Karar, davalı vekili tarafından temyiz edilmiştir.
İlk Derece Mahkemesince verilen karara yönelik olarak yapılan istinaf başvurusu üzerine HMK"nın 355 vd. maddeleri kapsamında yöntemince yapılan inceleme sonucunda Bölge Adliye Mahkemesince esastan verilen nihai kararda, dosya kapsamına göre saptanan somut uyuşmazlık bakımından uygulanması gereken hukuk kurallarına aykırı bir yön olmadığı gibi HMK"nın 369/1. ve 371. maddelerinin uygulanmasını gerektirici nedenlerin de bulunmamasına göre usul ve yasaya uygun Bölge Adliye Mahkemesi kararının onanmasına karar vermek gerekmiştir.

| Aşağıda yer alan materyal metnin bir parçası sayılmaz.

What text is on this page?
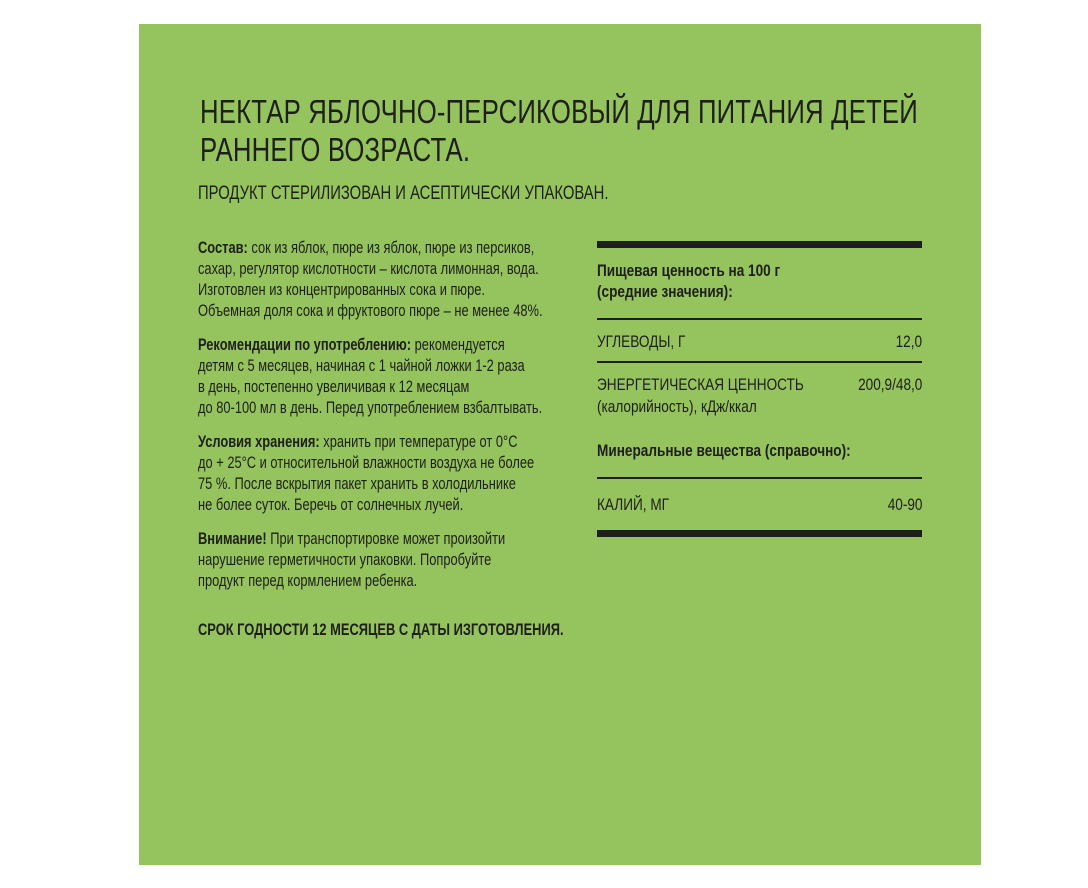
НЕКТАР ЯБЛОЧНО-ПЕРСИКОВЫЙ ДЛЯ ПИТАНИЯ ДЕТЕЙ
РАННЕГО ВОЗРАСТА.
ПРОДУКТ СТЕРИЛИЗОВАН И АСЕПТИЧЕСКИ УПАКОВАН.
Состав: сок из яблок, пюре из яблок, пюре из персиков,
сахар, регулятор кислотности – кислота лимонная, вода.
Изготовлен из концентрированных сока и пюре.
Объемная доля сока и фруктового пюре – не менее 48%.
Рекомендации по употреблению: рекомендуется
детям с 5 месяцев, начиная с 1 чайной ложки 1-2 раза
в день, постепенно увеличивая к 12 месяцам
до 80-100 мл в день. Перед употреблением взбалтывать.
Условия хранения: хранить при температуре от 0°С
до + 25°С и относительной влажности воздуха не более
75 %. После вскрытия пакет хранить в холодильнике
не более суток. Беречь от солнечных лучей.
Внимание! При транспортировке может произойти
нарушение герметичности упаковки. Попробуйте
продукт перед кормлением ребенка.
СРОК ГОДНОСТИ 12 МЕСЯЦЕВ С ДАТЫ ИЗГОТОВЛЕНИЯ.
Пищевая ценность на 100 г
(средние значения):
УГЛЕВОДЫ, Г	12,0
ЭНЕРГЕТИЧЕСКАЯ ЦЕННОСТЬ
(калорийность), кДж/ккал
200,9/48,0
Минеральные вещества (справочно):
КАЛИЙ, МГ	40-90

SONUÇ: Yukarda açıklanan nedenlerle, davalı vekilinin temyiz isteminin reddi ile Bölge Adliye Mahkemesince verilen kararın HMK"nın 370/1. maddesi uyarınca ONANMASINA, HMK"nın 372. maddesi uyarınca işlem yapılmak üzere dava dosyasının Bölge Adliye Mahkemesine gönderilmesine, aşağıda yazılı bakiye 5.123,25 TL temyiz ilam harcının temyiz edenden alınmasına, 26/03/2019 tarihinde kesin olarak oybirliğiyle karar verildi.